The US tech giants will argue that changing the way that they operate to comply with EU law would be unnecessarily disruptive to their business and to that of their clients. This is a fair point, but it somewhat overlooks the disruption that the US has caused to Huawei’s business, to its UK clients (like BT and Vodafone who will bear the cost of replacing billions of pounds of Huawei equipment) and to the UK economy in terms of missed opportunity from the delayed adoption of 5G.
A further report by Assembly Research found that all regions of the UK will be negatively impacted by the 5G decision, including those regions already hard hit by the pandemic. While HS2 has been touted as a way to enable the ‘Northern Powerhouses’ to thrive as part of the UK government’s ‘levelling up’ agenda, in reality 5G has far greater potential of achieving this aim. The economic benefit associated with 5G will be spread throughout the various regions of the country. While London is set to realise the greatest share in terms of benefit and job creation, more than three quarters of the total expected benefit and opportunity comes from the regions. Outside London and the South East, 5G has the potential to give a £108bn economic uplift, and create more than 350,000 jobs. All of this has been put ‘at risk’ by the UK’s Huawei 5G decision.

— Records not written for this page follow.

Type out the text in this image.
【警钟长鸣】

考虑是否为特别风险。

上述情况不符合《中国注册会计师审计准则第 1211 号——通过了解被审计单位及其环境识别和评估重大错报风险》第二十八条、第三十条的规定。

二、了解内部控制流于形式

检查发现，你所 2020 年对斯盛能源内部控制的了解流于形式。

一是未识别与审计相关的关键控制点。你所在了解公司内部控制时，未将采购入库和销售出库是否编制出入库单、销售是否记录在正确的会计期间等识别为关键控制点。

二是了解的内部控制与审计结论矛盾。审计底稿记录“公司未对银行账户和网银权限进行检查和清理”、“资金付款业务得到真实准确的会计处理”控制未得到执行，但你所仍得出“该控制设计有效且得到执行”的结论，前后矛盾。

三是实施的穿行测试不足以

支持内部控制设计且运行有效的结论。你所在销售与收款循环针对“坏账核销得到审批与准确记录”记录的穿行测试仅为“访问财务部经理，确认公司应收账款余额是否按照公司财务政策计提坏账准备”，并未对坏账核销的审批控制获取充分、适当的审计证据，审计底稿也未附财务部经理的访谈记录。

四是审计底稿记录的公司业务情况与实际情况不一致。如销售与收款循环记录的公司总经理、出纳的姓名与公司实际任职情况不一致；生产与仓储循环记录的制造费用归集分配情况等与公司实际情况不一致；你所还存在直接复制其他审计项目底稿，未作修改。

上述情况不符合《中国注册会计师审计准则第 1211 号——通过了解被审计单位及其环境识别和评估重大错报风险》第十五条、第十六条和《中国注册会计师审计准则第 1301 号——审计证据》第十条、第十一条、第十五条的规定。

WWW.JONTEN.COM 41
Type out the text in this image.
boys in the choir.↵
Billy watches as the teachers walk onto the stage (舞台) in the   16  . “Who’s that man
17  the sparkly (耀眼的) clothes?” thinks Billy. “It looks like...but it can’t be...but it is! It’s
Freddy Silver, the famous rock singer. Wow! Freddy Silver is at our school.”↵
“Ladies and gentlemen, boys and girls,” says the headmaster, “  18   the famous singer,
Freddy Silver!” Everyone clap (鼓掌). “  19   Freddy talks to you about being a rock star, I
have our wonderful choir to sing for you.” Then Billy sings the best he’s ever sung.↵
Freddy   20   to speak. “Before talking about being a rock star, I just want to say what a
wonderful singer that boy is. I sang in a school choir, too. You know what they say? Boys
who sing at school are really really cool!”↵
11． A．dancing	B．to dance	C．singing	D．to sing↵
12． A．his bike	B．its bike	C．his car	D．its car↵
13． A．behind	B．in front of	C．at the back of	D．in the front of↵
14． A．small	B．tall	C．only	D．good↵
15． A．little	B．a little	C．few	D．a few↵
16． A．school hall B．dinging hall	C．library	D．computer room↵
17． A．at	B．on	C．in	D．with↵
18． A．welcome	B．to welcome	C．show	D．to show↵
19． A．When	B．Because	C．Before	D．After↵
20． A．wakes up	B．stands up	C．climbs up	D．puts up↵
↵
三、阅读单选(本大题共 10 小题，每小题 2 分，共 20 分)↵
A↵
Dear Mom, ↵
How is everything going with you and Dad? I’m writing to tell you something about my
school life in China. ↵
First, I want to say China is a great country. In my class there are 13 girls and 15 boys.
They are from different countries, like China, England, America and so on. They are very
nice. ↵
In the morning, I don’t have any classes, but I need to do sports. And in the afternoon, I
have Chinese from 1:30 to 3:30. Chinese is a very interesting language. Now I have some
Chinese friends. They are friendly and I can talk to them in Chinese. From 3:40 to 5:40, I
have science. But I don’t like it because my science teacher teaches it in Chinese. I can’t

Nevertheless, the US tech firms will have to face the music at some point. Their disinformation and distraction will only work for so long. A number of challenges have already been made following the EU Privacy Shield ruling – see the 101 complaints on EU-US data transfers brought by None of Your Business (NOYB.eu), the privacy campaigning and enforcement NGO. More will inevitably follow, until action is taken.
It is ironic that the land of the free that supposedly upholds values such as free competition and the rule of law should be acting in this way, but nobody has ever really claimed that self-interest wasn’t at the heart of politics and policy, even in America.
Editor’s note: Bill works with a number of global vendors and accepts paid commissions from them, including Huawei; however, he has requested for us to point out that he is paid for his time and not his opinions – therefore the opinions expressed in this and other articles are entirely his own.